Ted Cruz official portrait 113th Congress

The Freedom From Religion Foundation is condemning a recent troubling comment that Texas Sen. Ted Cruz has made about school shootings.

During a debate against Texas Rep. Beto O’Rourke on Friday, Sept. 21, Cruz was asked about school shootings and responded with a debunked, pandering talking point: “There are a lot of things behind it, that have nothing to do with government. They have things to do with things like removing God from the public square.”

As FFRF has pointed out to countless public officials, this lie scapegoats secularism and dodges a very real problem. Politicians typically highlight the 1962 Supreme Court decision Engel v. Vitale, which ruled that school-sponsored prayers in public schools violate the First Amendment. Many politicians cite this as the point where we “removed God from schools,” blaming this for school shootings ever since. In reality, there were school shootings before that case, dating as far back as public schools themselves, and there was no spike in school shootings immediately following the ruling.

If prayers prevented shootings, we would not expect to see shootings at private Christian schools, and certainly never at Christian churches. Such shootings are, of course, sadly common. Cruz’s remark was particularly tone-deaf given the recent mass shooting at a church in Sutherland Springs, Tex., his own state. Like schools, churches are increasingly concerned about the prospect of active shooters, yet politicians never say that church shootings are caused by a variation in prayer frequency during worship services.

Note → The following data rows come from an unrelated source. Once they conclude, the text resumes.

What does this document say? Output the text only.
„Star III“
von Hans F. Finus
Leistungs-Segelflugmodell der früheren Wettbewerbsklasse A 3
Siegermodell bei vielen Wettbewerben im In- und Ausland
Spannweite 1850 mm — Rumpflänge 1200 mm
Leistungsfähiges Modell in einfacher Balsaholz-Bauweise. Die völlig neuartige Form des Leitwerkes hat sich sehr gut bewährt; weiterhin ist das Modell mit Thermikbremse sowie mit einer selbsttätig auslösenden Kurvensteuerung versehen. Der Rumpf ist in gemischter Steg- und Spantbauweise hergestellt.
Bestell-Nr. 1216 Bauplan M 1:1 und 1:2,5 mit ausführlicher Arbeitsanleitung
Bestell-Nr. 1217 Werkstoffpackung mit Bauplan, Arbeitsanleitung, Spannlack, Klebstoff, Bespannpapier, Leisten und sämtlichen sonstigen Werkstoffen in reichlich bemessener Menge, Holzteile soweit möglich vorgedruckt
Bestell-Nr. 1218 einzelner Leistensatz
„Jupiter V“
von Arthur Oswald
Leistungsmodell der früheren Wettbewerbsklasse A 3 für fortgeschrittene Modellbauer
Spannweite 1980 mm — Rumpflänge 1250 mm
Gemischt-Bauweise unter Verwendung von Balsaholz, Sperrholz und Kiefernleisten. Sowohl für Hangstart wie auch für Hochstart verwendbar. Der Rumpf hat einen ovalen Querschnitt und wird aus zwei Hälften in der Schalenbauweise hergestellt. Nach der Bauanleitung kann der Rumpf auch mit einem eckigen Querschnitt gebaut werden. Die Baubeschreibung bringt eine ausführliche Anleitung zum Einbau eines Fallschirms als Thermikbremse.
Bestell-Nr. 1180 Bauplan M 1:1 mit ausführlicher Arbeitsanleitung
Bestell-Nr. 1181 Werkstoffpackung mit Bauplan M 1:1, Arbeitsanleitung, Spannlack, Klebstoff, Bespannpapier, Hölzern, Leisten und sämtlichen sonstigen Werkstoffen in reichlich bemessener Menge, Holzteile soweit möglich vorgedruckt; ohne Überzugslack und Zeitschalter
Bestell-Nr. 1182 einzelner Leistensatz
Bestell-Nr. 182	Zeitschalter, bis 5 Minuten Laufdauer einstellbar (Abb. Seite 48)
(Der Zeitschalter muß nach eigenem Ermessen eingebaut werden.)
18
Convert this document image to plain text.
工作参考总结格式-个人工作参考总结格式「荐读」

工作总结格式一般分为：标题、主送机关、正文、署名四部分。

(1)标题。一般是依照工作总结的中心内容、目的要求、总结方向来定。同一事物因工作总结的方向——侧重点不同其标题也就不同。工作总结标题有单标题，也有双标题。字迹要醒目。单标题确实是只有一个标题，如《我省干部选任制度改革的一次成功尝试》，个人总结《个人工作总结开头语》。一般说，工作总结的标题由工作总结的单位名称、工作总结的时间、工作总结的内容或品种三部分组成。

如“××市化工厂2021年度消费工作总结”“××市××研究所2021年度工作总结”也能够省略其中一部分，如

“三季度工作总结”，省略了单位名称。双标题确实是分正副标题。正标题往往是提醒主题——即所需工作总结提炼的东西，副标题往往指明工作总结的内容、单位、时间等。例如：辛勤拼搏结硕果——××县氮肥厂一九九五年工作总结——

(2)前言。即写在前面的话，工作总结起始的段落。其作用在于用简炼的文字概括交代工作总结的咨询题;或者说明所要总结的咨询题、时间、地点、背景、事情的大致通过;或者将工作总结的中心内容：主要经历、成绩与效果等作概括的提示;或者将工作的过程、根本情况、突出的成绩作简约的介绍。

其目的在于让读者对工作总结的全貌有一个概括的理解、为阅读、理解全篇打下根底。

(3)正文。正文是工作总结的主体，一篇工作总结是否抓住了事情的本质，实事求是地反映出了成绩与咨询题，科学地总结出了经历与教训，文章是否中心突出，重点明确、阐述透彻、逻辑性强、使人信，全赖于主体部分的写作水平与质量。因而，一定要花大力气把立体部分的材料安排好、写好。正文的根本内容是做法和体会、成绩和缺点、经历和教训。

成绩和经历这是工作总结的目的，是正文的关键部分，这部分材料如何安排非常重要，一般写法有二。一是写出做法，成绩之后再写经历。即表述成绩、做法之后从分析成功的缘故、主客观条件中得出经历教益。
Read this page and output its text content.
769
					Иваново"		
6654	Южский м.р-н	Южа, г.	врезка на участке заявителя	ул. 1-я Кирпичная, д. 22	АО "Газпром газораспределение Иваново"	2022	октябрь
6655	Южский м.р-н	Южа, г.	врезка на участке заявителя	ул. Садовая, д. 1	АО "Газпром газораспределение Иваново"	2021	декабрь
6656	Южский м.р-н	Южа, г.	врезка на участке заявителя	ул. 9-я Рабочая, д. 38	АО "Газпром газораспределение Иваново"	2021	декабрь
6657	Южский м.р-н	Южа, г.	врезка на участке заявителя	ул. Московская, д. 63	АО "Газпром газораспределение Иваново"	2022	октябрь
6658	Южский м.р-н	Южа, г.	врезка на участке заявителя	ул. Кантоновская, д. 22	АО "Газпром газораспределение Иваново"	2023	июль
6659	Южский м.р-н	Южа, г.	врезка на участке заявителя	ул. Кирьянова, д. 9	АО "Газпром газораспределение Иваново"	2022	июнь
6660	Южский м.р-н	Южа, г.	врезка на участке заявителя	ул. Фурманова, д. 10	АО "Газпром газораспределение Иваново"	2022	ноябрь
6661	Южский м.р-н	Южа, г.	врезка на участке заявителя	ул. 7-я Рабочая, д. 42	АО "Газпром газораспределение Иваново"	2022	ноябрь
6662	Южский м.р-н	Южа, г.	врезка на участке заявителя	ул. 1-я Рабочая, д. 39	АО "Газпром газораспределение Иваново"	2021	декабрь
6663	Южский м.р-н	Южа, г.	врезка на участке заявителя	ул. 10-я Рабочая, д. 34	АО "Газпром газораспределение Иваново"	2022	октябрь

Even at public schools, prayers are still commonplace. FFRF Co-President Dan Barker quips, “As long as there are math tests in public schools, there will be prayer.” The Supreme Court has only struck down government-sponsored prayer, not student prayer. And even unconstitutional school-sponsored prayer is still surprisingly common — FFRF receives more than 5,000 complaints per year, many of which involve public schools illegally endorsing prayer.

School shootings are a real-world problem that requires a real-world solution, not a plea for nonexistent supernatural intervention. To his credit, Cruz’s opponent responded by emphasizing that “thoughts and prayers, Senator Cruz, are just not going to cut it anymore.”

Young Americans are less religious than ever, with atheism doubling among Generation Z, and they are demanding real action to stop the school shooting epidemic. To pious politicians whose solution is more prayer, FFRF says: “Get off your knees and get to work!”